По правому борту простирался Южноамериканский континент, по левому — Tierra del Fuego
(Земля Огней)35, где по ночам горели таинственные огни. Корабли плыли мимо них на запад. Нередко с левой стороны до слуха моряков долетал шум могучего прибоя — значит Огненная Земля всего лишь остров. Но, поскольку местность кругом была скудной, а мороз пронизывал до костей, Магеллан воздержался от детального обследования окрестностей. Через тридцать семь, а может быть, даже тридцать шесть дней после того, как корабли вошли в пролив, адмирал и его спутники увидели — так зафиксировал позже королевский секретарь — «море, такое огромное, что человеческий дух вряд ли способен это осмыслить». Это и было открытое Бальбоа Южное море, названное Магелланом Тихим, поскольку он никогда не видел на нем даже небольшой волны. Но Фрэнсис Дрейк напишет о нем впоследствии, что его следовало бы назвать Бешеным, а не Тихим морем.С облегчением устанавливают моряки, что западное побережье континента, который они только что обогнули, простирается прямо на север и они могут, наконец, покинуть промозглые штормовые широты. 16 декабря Магеллан решил, что поднялся на достаточную широту, чтобы изменить курс на северо-западный. который должен привести его к Молуккским островам. Однако «Острова пряностей» находятся дальше, чем он думал. Проходят день за днем, но ни один клочок земли не нарушает чернильно-синюю монотонность океана. 24 января 1521 года, почти через два месяца после того, как экспедиция покинула пролив, впередсмотрящие обнаружили контуры поросшего лесом острова, названного Магелланом Сан-Пабло — наверное, это был один из островов архипелага Туамоту. Остров оказался необитаемым, и надежды экипажа на освежающую передышку не осуществились. Через одиннадцать дней у острова Акул — видимо, Каролайн, Восток или Флинт из группы островов Лайн — повторилось то же самое: ни людей, ни питьевой воды, ни фруктов.
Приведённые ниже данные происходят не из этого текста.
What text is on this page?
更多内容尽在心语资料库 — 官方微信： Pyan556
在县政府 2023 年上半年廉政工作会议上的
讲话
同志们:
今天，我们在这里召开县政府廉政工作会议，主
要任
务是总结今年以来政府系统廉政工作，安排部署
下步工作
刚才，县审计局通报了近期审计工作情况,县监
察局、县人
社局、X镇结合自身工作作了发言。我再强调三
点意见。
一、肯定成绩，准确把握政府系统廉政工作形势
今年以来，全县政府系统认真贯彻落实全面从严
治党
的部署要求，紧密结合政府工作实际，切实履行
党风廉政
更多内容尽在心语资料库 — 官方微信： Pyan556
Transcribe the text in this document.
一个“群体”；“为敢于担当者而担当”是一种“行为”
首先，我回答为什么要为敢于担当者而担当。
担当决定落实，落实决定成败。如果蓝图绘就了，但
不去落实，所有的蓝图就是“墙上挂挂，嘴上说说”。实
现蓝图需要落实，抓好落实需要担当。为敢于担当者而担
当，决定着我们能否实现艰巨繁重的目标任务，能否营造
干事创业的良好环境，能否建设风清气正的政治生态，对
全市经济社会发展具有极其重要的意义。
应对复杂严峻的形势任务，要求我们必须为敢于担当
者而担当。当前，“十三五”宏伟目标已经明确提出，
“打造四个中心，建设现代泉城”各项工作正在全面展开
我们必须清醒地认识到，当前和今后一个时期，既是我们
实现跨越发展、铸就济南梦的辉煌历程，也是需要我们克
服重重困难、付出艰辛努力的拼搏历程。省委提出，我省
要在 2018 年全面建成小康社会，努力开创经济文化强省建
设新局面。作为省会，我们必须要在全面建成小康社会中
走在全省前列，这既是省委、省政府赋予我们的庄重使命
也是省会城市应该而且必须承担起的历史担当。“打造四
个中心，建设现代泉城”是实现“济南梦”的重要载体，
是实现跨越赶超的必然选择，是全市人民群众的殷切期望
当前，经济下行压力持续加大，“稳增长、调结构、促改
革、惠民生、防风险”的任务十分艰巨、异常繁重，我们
Пара акул, несколько других рыб и немного птичьих яиц-вот все. что перепало здесь истощенным морякам. Магеллан назвал острова Несчастливыми. Это произошло в первые дни февраля. Скоро стало очевидным, что, когда адмирал гордо заявлял, что станет скорее питаться кожаной обшивкой рей, чем повернет назад, речь, оказывается, шла о деликатесах. Пигафетта сообщает:
«Мы питались сухарями, но то были уже не сухари, а сухарная пыль, смешанная с червями. Она сильно воняла крысиной мочой. Мы пили желтую воду, которая гнила уже много дней. Мы ели также воловью кожу, покрывающую грот-рей, чтобы ванты не перетирались; от действия солнца, дождей и ветра она сделалась неимоверно твердой. Мы замачивали ее в морской воде в продолжение четырех-пяти дней, после чего клали на несколько минут на горячие уголья и съедали ее. Мы часто питались древесными опилками. Крысы продавались по полдуката за штуку, но и за такую цену их невозможно было достать.
Однако хуже всех этих бед была вот какая. У некоторых из экипажа верхние и нижние десны распухли до такой степени, что они не в состоянии были принимать какую бы то ни было пищу, вследствие чего и умерли. От этой болезни умерло девятнадцать человек, в том числе и великан [патагонец], а также индеец из страны Верзин [Бразилия]. Из числа тридцати человек экипажа переболело двадцать пять, кто ногами, кто руками, кто испытывал боль в других местах, здоровых оставалось очень мало.
Я глубоко уверен, что путешествие, подобное этому, вряд ли может быть предпринято когда-либо в будущем».